Bon là, on parle quand même d'une suite à un film qui n'en n'avait pas vraiment besoin car il était déjà très moyen, réalisé par Julien Hervé, qui n'a fait que le premier et un "Ducobu", en plus d'avoir écrit quatre "Tuche" et un des pires "Astérix" ; alors oui, évidemment, le projet était très bancal. Et je vois venir les critiques pro cinéma populaire, non je n'ai pas été voir ce film dans l'unique but de le démonter, déjà car je ne suis qu'un petit cinéphile qui fait ses critiques dans son coin et puis que je ne suis pas maso à ce point.
Et surtout, force est d'admettre que le précédent ne m'avait pas déplu et puis, j'adore Christian Clavier donc quoi qu'il fasse, j'irai le voir en salles (même si j'apprécie dix fois plus le Clavier des années 80/90). Bref, une (trop ?) longue introduction pour dire que cette suite est ratée.
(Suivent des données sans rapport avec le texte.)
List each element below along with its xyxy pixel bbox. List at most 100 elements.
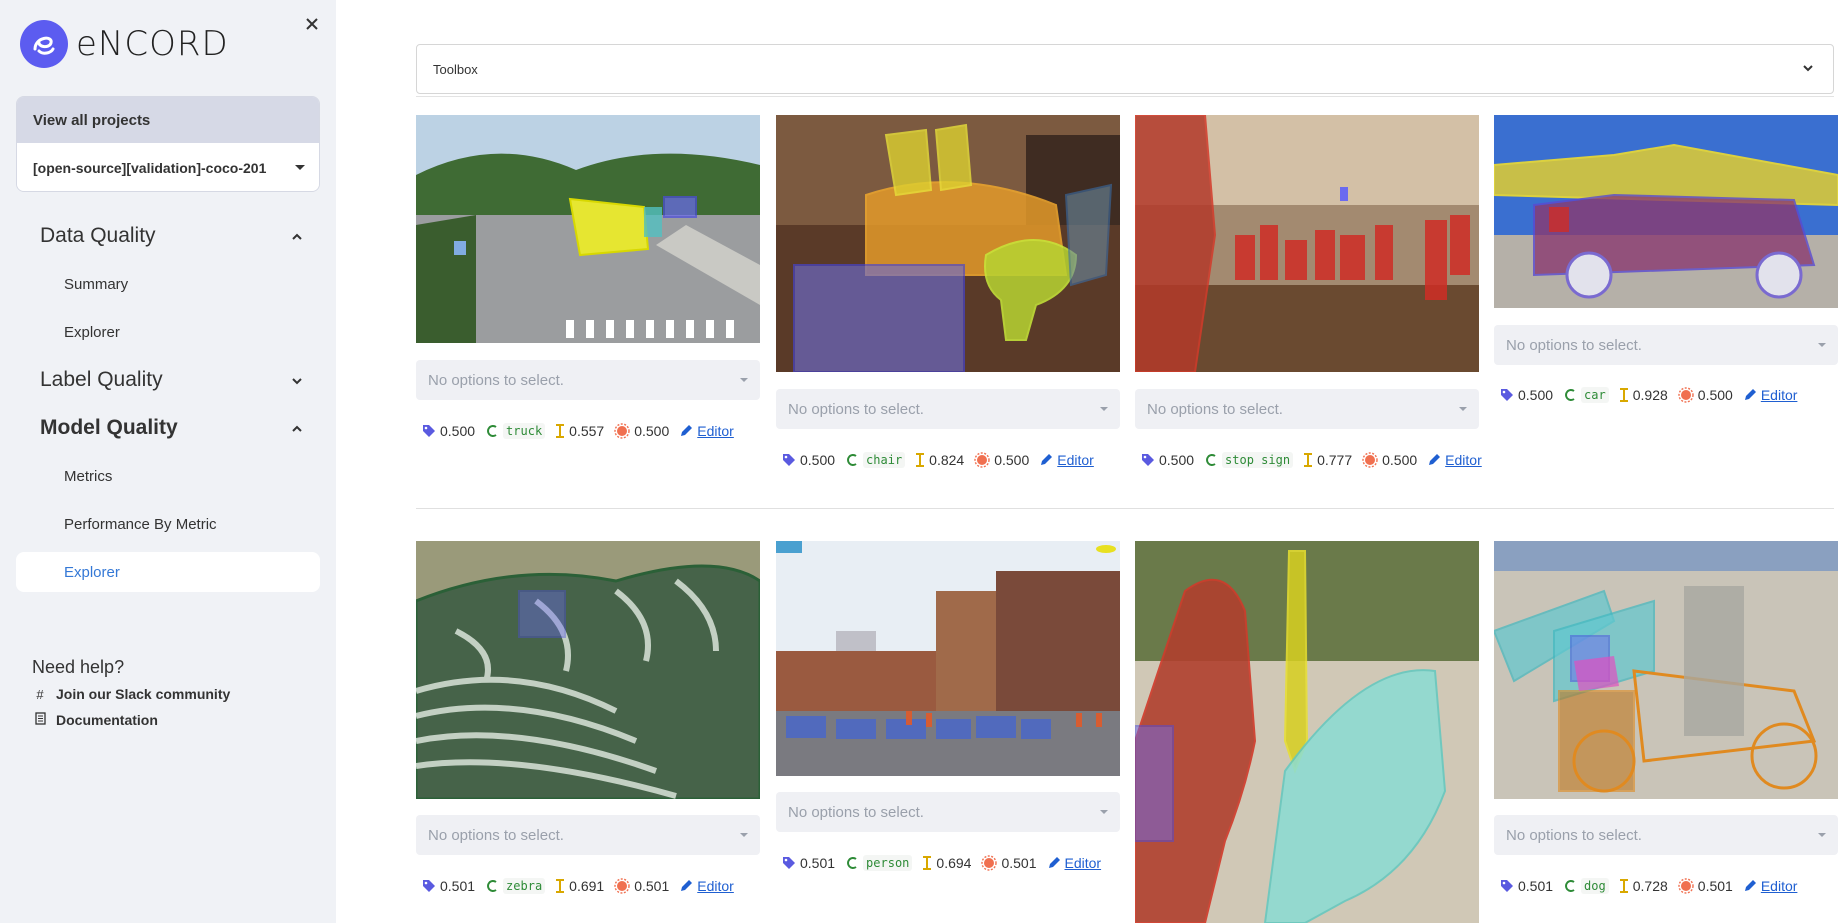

Voilà, c'est bien dommage mais il ne reprend les qualités du premier que dans ses dix/quinze premières minutes et tous ses défauts pendant tout le reste du film. Eh oui, là où le premier partait un peu en vrille, c'était lorsque les personnages se mettaient à singer les origines desquelles ils avaient hérité. Mais le film ne prenait pas trop de risques puisque les origines en question n'étaient qu'européennes ou presque, sûrement afin d'éviter d'être taxé de racisme (d'ailleurs, preuve que l'on peut sortir des stéréotypes à la pelle lorsqu'il s'agit de pays voisins mais beaucoup moins concernant les autres, c'est déjà un débat intéressant en soi).
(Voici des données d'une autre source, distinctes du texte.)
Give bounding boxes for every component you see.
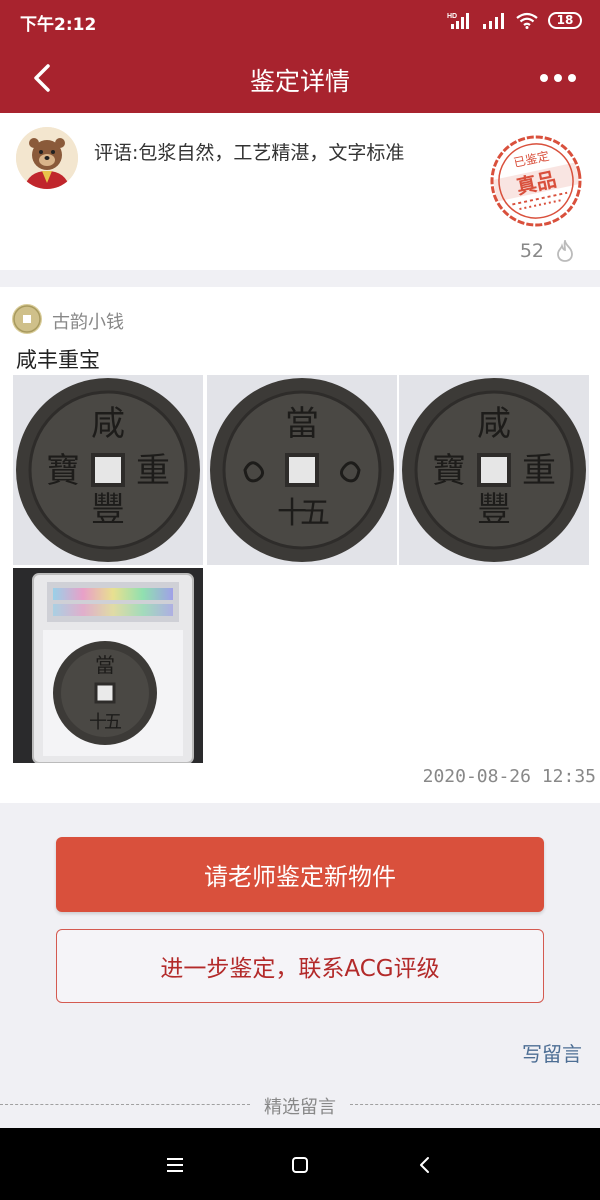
selected-comments-label: 精选留言 xyxy=(264,1097,336,1118)
slab-char-top: 當 xyxy=(95,653,115,677)
coin-icon xyxy=(13,305,41,333)
post-card: 古韵小钱 咸丰重宝 咸 豐 重 寶 當 十 五 咸 豐 重 寶 當 十 五 20… xyxy=(0,287,600,803)
coin-char-top: 咸 xyxy=(91,404,125,444)
expert-avatar[interactable] xyxy=(16,127,78,189)
coin-char-top: 當 xyxy=(285,404,319,444)
author-avatar[interactable] xyxy=(12,304,42,334)
coin-char-right: 重 xyxy=(136,451,170,491)
post-title: 咸丰重宝 xyxy=(16,348,100,372)
coin-photo-3[interactable]: 咸 豐 重 寶 xyxy=(399,375,589,565)
request-appraisal-button[interactable]: 请老师鉴定新物件 xyxy=(56,837,544,912)
battery-indicator: 18 xyxy=(548,11,582,29)
flame-icon xyxy=(557,240,573,262)
status-time: 下午2:12 xyxy=(20,15,97,35)
coin-char-bottom: 豐 xyxy=(477,490,511,530)
coin-photo-2[interactable]: 當 十 五 xyxy=(207,375,397,565)
coin-char-left: 寶 xyxy=(46,451,80,491)
write-comment-link[interactable]: 写留言 xyxy=(522,1038,582,1067)
coin-obverse-image: 咸 豐 重 寶 xyxy=(399,375,589,565)
status-icons: HD 18 xyxy=(447,9,582,31)
signal-icon xyxy=(483,13,504,29)
signal-hd-icon: HD xyxy=(447,13,469,29)
coin-char-right: 重 xyxy=(522,451,556,491)
seal-top-text: 已鉴定 xyxy=(512,148,550,170)
coin-obverse-image: 咸 豐 重 寶 xyxy=(13,375,203,565)
authentic-seal: 已鉴定 真品 xyxy=(490,135,582,227)
coin-char-top: 咸 xyxy=(477,404,511,444)
likes[interactable]: 52 xyxy=(520,240,574,262)
system-nav-bar xyxy=(0,1128,600,1200)
home-icon[interactable] xyxy=(285,1150,315,1180)
top-bar: 下午2:12 HD 18 鉴定详情 xyxy=(0,0,600,113)
mascot-icon xyxy=(16,127,78,189)
coin-reverse-image: 當 十 五 xyxy=(207,375,397,565)
contact-acg-button[interactable]: 进一步鉴定，联系ACG评级 xyxy=(56,929,544,1003)
header: 鉴定详情 xyxy=(0,42,600,113)
likes-count: 52 xyxy=(519,240,544,262)
coin-char-left: 寶 xyxy=(432,451,466,491)
status-bar: 下午2:12 HD 18 xyxy=(0,0,600,42)
menu-icon[interactable] xyxy=(160,1150,190,1180)
coin-photo-1[interactable]: 咸 豐 重 寶 xyxy=(13,375,203,565)
coin-photo-4[interactable]: 當 十 五 xyxy=(13,568,203,763)
coin-char-bottom: 豐 xyxy=(91,490,125,530)
wifi-icon xyxy=(516,12,538,29)
coin-char-bottom-right: 五 xyxy=(300,496,330,531)
svg-text:HD: HD xyxy=(447,13,457,20)
seal-main-text: 真品 xyxy=(514,167,558,199)
slab-char-bottom-right: 五 xyxy=(104,712,122,733)
back-nav-icon[interactable] xyxy=(410,1150,440,1180)
graded-slab-image: 當 十 五 xyxy=(13,568,203,763)
more-icon[interactable] xyxy=(538,58,578,98)
expert-comment-card: 评语:包浆自然，工艺精湛，文字标准 已鉴定 真品 52 xyxy=(0,113,600,270)
page-title: 鉴定详情 xyxy=(249,67,350,96)
comment-text: 评语:包浆自然，工艺精湛，文字标准 xyxy=(94,142,405,164)
author-name[interactable]: 古韵小钱 xyxy=(52,308,124,334)
post-timestamp: 2020-08-26 12:35 xyxy=(422,766,596,787)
Là, on passe à un autre niveau, les deux personnages principaux se rendent compte que leurs tests ont été tronqués et découvrent encore de nouvelles origines (si ça fonctionne toujours aussi bien au box-office, on peut en avoir sept à ce compte-là des "Cocorico"). Et c'est donc reparti pour les clichés, les jeux de mots faciles qui ne feront rire que les trois vieux au fond de la salle (et ah oui, je vois que c'est Julien Hervé qui a aussi signé le scénario, rien d'étonnant donc), les mêmes crises existentielles des deux personnages, jusqu'à même recycler certains gags du premier (comme si la première fois n'avait pas suffi), pour ensuite aller jusqu'à prouver qu'ils sont bel et bien français chez un flic... raciste ? Je sais pas, je n'ai pas vraiment d'autre qualificatif qui me vient à l'esprit.
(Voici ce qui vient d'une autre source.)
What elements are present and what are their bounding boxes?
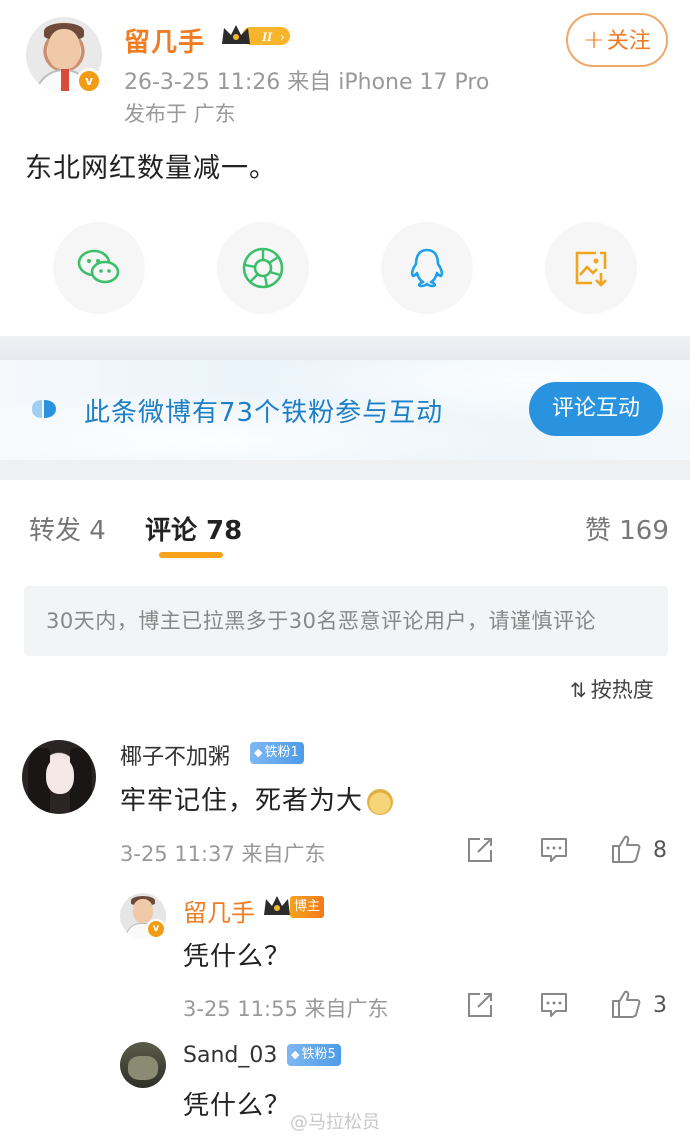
post-location: 发布于 广东 bbox=[124, 102, 236, 126]
comment-icon[interactable] bbox=[539, 836, 569, 864]
svg-text:II: II bbox=[261, 29, 273, 44]
fan-level-badge: ◆ 铁粉5 bbox=[287, 1044, 341, 1066]
diamond-icon: ◆ bbox=[254, 746, 263, 759]
post-card: v 留几手 II › 26-3-25 11:26 来自 iPhone 17 Pr… bbox=[0, 0, 690, 336]
author-name[interactable]: 留几手 bbox=[124, 22, 205, 59]
reply-text: 凭什么？ bbox=[183, 1091, 292, 1121]
emoji-dog-icon bbox=[367, 788, 394, 815]
tab-bar: 转发 4 评论 78 赞 169 bbox=[0, 480, 690, 576]
comment-icon[interactable] bbox=[539, 991, 569, 1019]
moments-icon bbox=[242, 247, 284, 289]
diamond-icon: ◆ bbox=[291, 1048, 300, 1061]
fan-level-badge: ◆ 铁粉1 bbox=[250, 742, 304, 764]
replier-name[interactable]: 留几手 bbox=[183, 893, 255, 928]
tab-likes[interactable]: 赞 169 bbox=[585, 510, 669, 547]
like-count: 3 bbox=[653, 993, 667, 1018]
replier-name[interactable]: Sand_03 bbox=[183, 1043, 277, 1068]
commenter-name[interactable]: 椰子不加粥 bbox=[120, 739, 230, 771]
watermark: @马拉松员 bbox=[290, 1112, 380, 1133]
divider bbox=[0, 336, 690, 360]
tab-comments[interactable]: 评论 78 bbox=[145, 510, 242, 547]
divider bbox=[0, 460, 690, 480]
share-wechat-button[interactable] bbox=[53, 222, 145, 314]
wechat-icon bbox=[77, 249, 120, 284]
like-icon[interactable] bbox=[610, 988, 642, 1020]
tab-active-indicator bbox=[159, 552, 223, 558]
comment-meta: 3-25 11:37 来自广东 bbox=[120, 842, 326, 866]
replier-avatar[interactable] bbox=[120, 1042, 166, 1088]
repost-icon[interactable] bbox=[466, 836, 494, 864]
vip-crown-icon bbox=[264, 896, 290, 915]
commenter-avatar[interactable] bbox=[22, 740, 96, 814]
verified-badge-icon: v bbox=[146, 919, 166, 939]
comment-notice: 30天内，博主已拉黑多于30名恶意评论用户，请谨慎评论 bbox=[24, 586, 668, 656]
qq-icon bbox=[410, 248, 444, 288]
follow-button[interactable]: +关注 bbox=[566, 13, 668, 67]
save-image-button[interactable] bbox=[545, 222, 637, 314]
blogger-badge: 博主 bbox=[290, 896, 325, 918]
verified-badge-icon: v bbox=[76, 68, 102, 94]
reply-meta: 3-25 11:55 来自广东 bbox=[183, 997, 389, 1021]
post-time-source: 26-3-25 11:26 来自 iPhone 17 Pro bbox=[124, 70, 490, 95]
post-content: 东北网红数量减一。 bbox=[25, 153, 277, 184]
svg-text:›: › bbox=[280, 30, 285, 44]
share-moments-button[interactable] bbox=[217, 222, 309, 314]
reply-text: 凭什么？ bbox=[183, 942, 292, 972]
save-image-icon bbox=[575, 251, 607, 287]
sort-icon: ⇅ bbox=[570, 678, 587, 702]
comment-text: 牢牢记住，死者为大 bbox=[120, 780, 394, 817]
fans-interaction-icon bbox=[32, 400, 56, 418]
share-qq-button[interactable] bbox=[381, 222, 473, 314]
tab-repost[interactable]: 转发 4 bbox=[29, 510, 106, 547]
like-icon[interactable] bbox=[610, 833, 642, 865]
sort-toggle[interactable]: ⇅ 按热度 bbox=[570, 674, 654, 704]
plus-icon: + bbox=[583, 25, 605, 55]
repost-icon[interactable] bbox=[466, 991, 494, 1019]
like-count: 8 bbox=[653, 838, 667, 863]
vip-crown-icon: II › bbox=[222, 25, 290, 45]
fans-banner-text: 此条微博有73个铁粉参与互动 bbox=[84, 398, 444, 428]
comment-interact-button[interactable]: 评论互动 bbox=[529, 382, 663, 436]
Et le film va même parfois jusqu'à singer "Qu'est-ce qu'on a fait au bon Dieu ?" qui n'est quant à lui, contrairement à ce que beaucoup de détracteurs pensent, pas raciste car les personnages sont avant tout ridicules ; on rit d'eux et non avec eux. Alors qu'ici, c'est déjà beaucoup plus ambigu, notamment déjà avec le personnage de Memet qui est éthiquement discutable alors que je suis souvent en désaccord avec ce genre de débat d'ordinaire stérile.
Bref, "Cocorico 2" est en tout cas bien des choses mais ni drôle ni divertissant n'en font malheureusement pas beaucoup partie.